Provisional diagnosis-
ALCOHOLIC HEPATITIS ,
AKI SECONDARY TO ACUTE GASTROENTERITIS
HFrEF SECONDARY TO CAD
ALCOHOLIC AND TOBACCO DEPENDENCE SYNDROME
Complaints and problems
Pedal edema
Abdominal distension
Jaundice
Solutions
Diuretics given for pedal edema.
For jaundice the patient was asked to stop alcohol and thiamine injection was given.
This is a case of a 60 year old with chief complaints of pedal edema since 10 days with high grade fever and oliguria. The patient was diagnosed with DM2 5 years ago. In 2019 she was diagnosed with AKI and secondary urosepsis and resolved with dialysis. Burning micturition seen along with oliguria. Occasional alcohol consumption. Pallor is seen but no icterus. High BP is seen with 170/110 mm Hg.
Provisional diagnosis: Acute kidney injury secondary to urosepsis with hyperkalemia and anaemia
Complaints and problems
Acute kidney injury with urosepsis and burning micturition
Hyperkalemia
Anaemia
Hypertension
Solutions
Iv fluids and diuretics given for AKI and urosepsis
NSAIDs for pain
Anti hypertensives
Case link: http://chavvaclassworkdecjan.blogspot.com/2021/06/pancreatitis-in-chronic-alcoholic-with.html?m=1
This is a case of a 31 year old male with abdominal pain since 1 week, epigastric pain, non radiating and relieved upon sitting. Bilious vomiting since one week. Complains of SOB since 2 days. Patient hospitalised one week ago. Creatinine elevated to 7.6 after admission.
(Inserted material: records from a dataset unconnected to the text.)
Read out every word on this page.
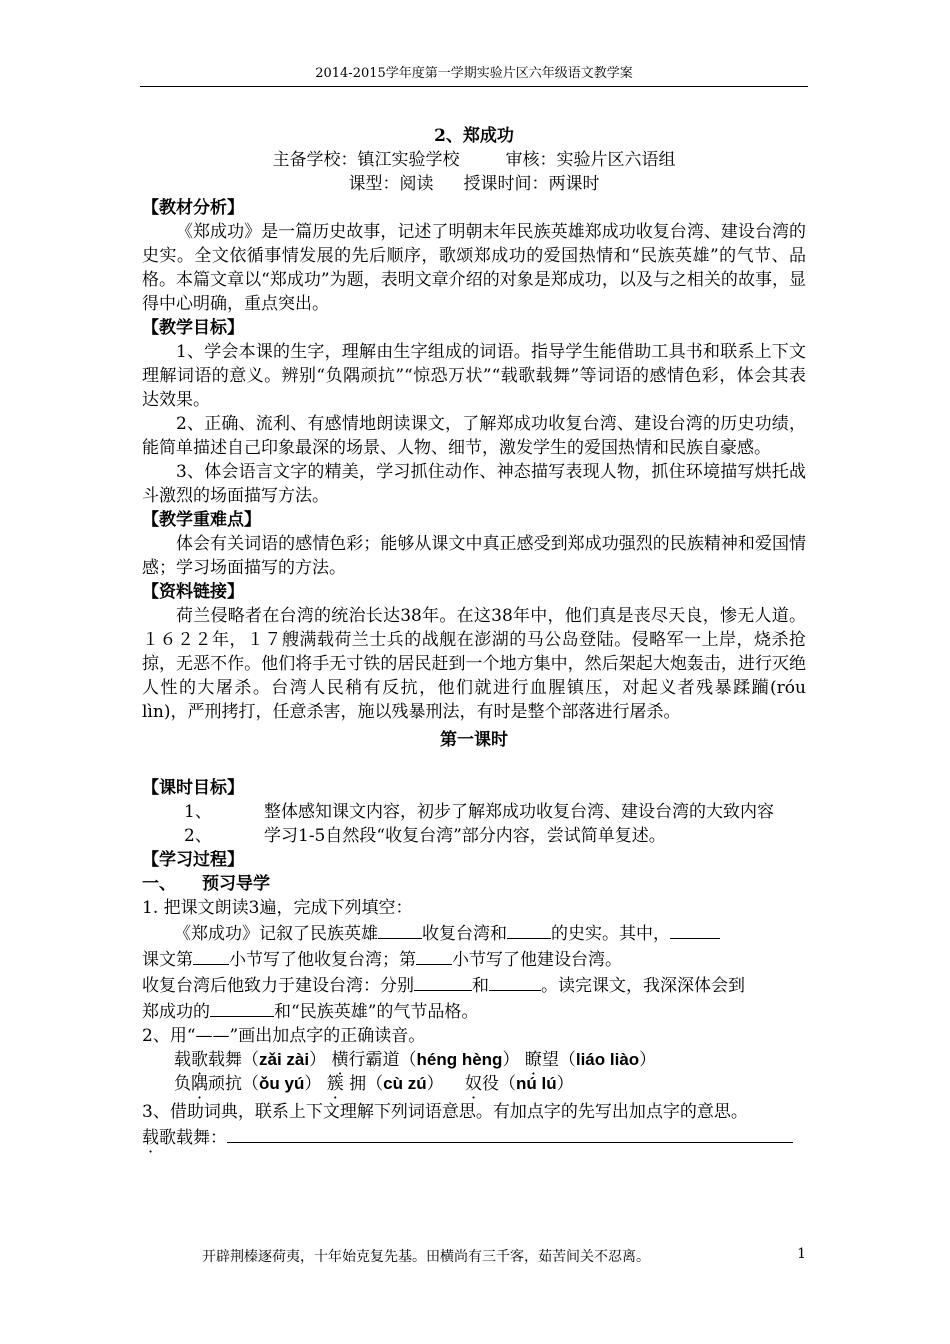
2014-2015学年度第一学期实验片区六年级语文教学案
2、郑成功
主备学校：镇江实验学校	审核：实验片区六语组
课型：阅读 授课时间：两课时
【教材分析】

《郑成功》是一篇历史故事，记述了明朝末年民族英雄郑成功收复台湾、建设台湾的史实。全文依循事情发展的先后顺序，歌颂郑成功的爱国热情和“民族英雄”的气节、品格。本篇文章以“郑成功”为题，表明文章介绍的对象是郑成功，以及与之相关的故事，显得中心明确，重点突出。

【教学目标】

1、学会本课的生字，理解由生字组成的词语。指导学生能借助工具书和联系上下文理解词语的意义。辨别“负隅顽抗”“惊恐万状”“载歌载舞”等词语的感情色彩，体会其表达效果。

2、正确、流利、有感情地朗读课文，了解郑成功收复台湾、建设台湾的历史功绩，能简单描述自己印象最深的场景、人物、细节，激发学生的爱国热情和民族自豪感。

3、体会语言文字的精美，学习抓住动作、神态描写表现人物，抓住环境描写烘托战斗激烈的场面描写方法。

【教学重难点】

体会有关词语的感情色彩；能够从课文中真正感受到郑成功强烈的民族精神和爱国情感；学习场面描写的方法。

【资料链接】

荷兰侵略者在台湾的统治长达38年。在这38年中，他们真是丧尽天良，惨无人道。１６２２年，１７艘满载荷兰士兵的战舰在澎湖的马公岛登陆。侵略军一上岸，烧杀抢掠，无恶不作。他们将手无寸铁的居民赶到一个地方集中，然后架起大炮轰击，进行灭绝人性的大屠杀。台湾人民稍有反抗，他们就进行血腥镇压，对起义者残暴蹂躏(róu lìn)，严刑拷打，任意杀害，施以残暴刑法，有时是整个部落进行屠杀。

第一课时
【课时目标】
1、	整体感知课文内容，初步了解郑成功收复台湾、建设台湾的大致内容
2、	学习1-5自然段“收复台湾”部分内容，尝试简单复述。
【学习过程】
一、 预习导学
1. 把课文朗读3遍，完成下列填空：
《郑成功》记叙了民族英雄	收复台湾和	的史实。其中，
课文第 小节写了他收复台湾；第 小节写了他建设台湾。
收复台湾后他致力于建设台湾：分别	和	。读完课文，我深深体会到
郑成功的	和“民族英雄”的气节品格。
2、用“——”画出加点字的正确读音。
载歌载舞（zǎi zài） 横行霸道（héng hèng） 瞭望（liáo liào）
负隅顽抗（ǒu yú） 簇 拥（cù zú） 奴役（nú lú）
3、借助词典，联系上下文理解下列词语意思。有加点字的先写出加点字的意思。
载歌载舞：
开辟荆榛逐荷夷，十年始克复先基。田横尚有三千客，茹苦间关不忍离。	1
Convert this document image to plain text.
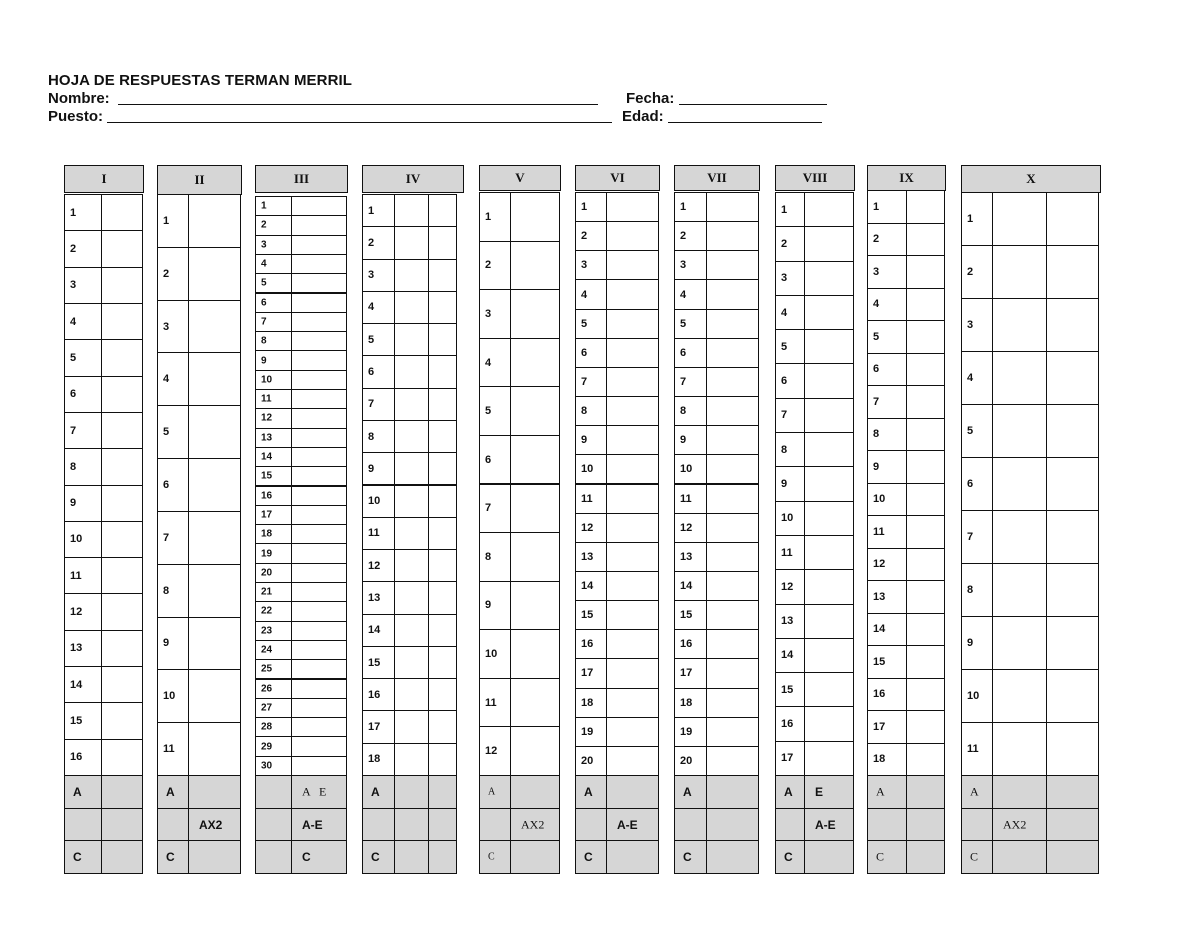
HOJA DE RESPUESTAS TERMAN MERRIL
Nombre:	Fecha:
Puesto:	Edad:
I
1
2
3
4
5
6
7
8
9
10
11
12
13
14
15
16
A
C
II
1
2
3
4
5
6
7
8
9
10
11
A
AX2
C
III
1
2
3
4
5
6
7
8
9
10
11
12
13
14
15
16
17
18
19
20
21
22
23
24
25
26
27
28
29
30
A   E
A-E
C
IV
1
2
3
4
5
6
7
8
9
10
11
12
13
14
15
16
17
18
A
C
V
1
2
3
4
5
6
7
8
9
10
11
12
A
AX2
C
VI
1
2
3
4
5
6
7
8
9
10
11
12
13
14
15
16
17
18
19
20
A
A-E
C
VII
1
2
3
4
5
6
7
8
9
10
11
12
13
14
15
16
17
18
19
20
A
C
VIII
1
2
3
4
5
6
7
8
9
10
11
12
13
14
15
16
17
A E
A-E
C
IX
1
2
3
4
5
6
7
8
9
10
11
12
13
14
15
16
17
18
A
C
X
1
2
3
4
5
6
7
8
9
10
11
A
AX2
C
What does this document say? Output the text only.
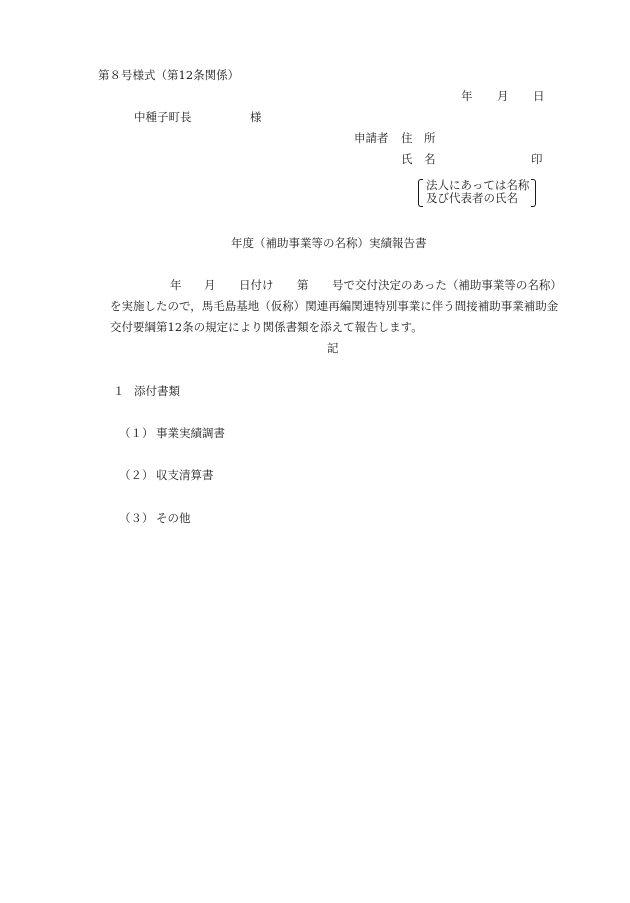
第８号様式（第12条関係）
年 月 日
中種子町長	様
申請者 住　所
氏　名	印
法人にあっては名称
及び代表者の氏名
年度（補助事業等の名称）実績報告書
年 月 日付け 第 号で交付決定のあった（補助事業等の名称）
を実施したので，馬毛島基地（仮称）関連再編関連特別事業に伴う間接補助事業補助金
交付要綱第12条の規定により関係書類を添えて報告します。
記
１ 添付書類
（１） 事業実績調書
（２） 収支清算書
（３） その他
Hard liquor since 4 years, regularly. Last intake of 360 ml one week ago. Chewing tobacco since 10 years. BP elevated. Sp o2 88% in normal air. GRBS normal. Slight tremors seen. Distension of abdomen seen with epigastric and hypogastric tenderness.
Provisional diagnosis - Acute pancreatitis with associated AKI. Patient in alcohol withdrawal.
Complains and problems
Bilious vomiting
SOB
Creatinine elevated to 7.6
Alcohol withdrawal
Elevated BP
Sp O2
Solutions
I/O charting for AKI
Hemodialysis for AKI
CECT abdomen was done
Case is still ongoing and the case log will be updated when further treatment is given.
5) Review on my online posting experience:
Since our 3rd semester began, we have been attending online postings. They have been informational in spite of all the technical issues. The general medicine department has shown a great deal of interest in our academic progress and has made sure that all of us remain in the loop throughout the process. We are indeed very lucky to have such a great set of faculty teaching us and we plan to take full advantage of the opportunity provided to us. The assessments , case reports and constant insight into the working of the department at the hospital through a message dialogue has kept us informed and is giving us a great deal of insight into the routine patient roster. We have been maintaining our own blogs to record our progress through this process. Overall I would say that we are benefitting from this program and we are looking forward to being there in person to learn in the near future. I thank Dr. Rakesh Biswas for this opportunity.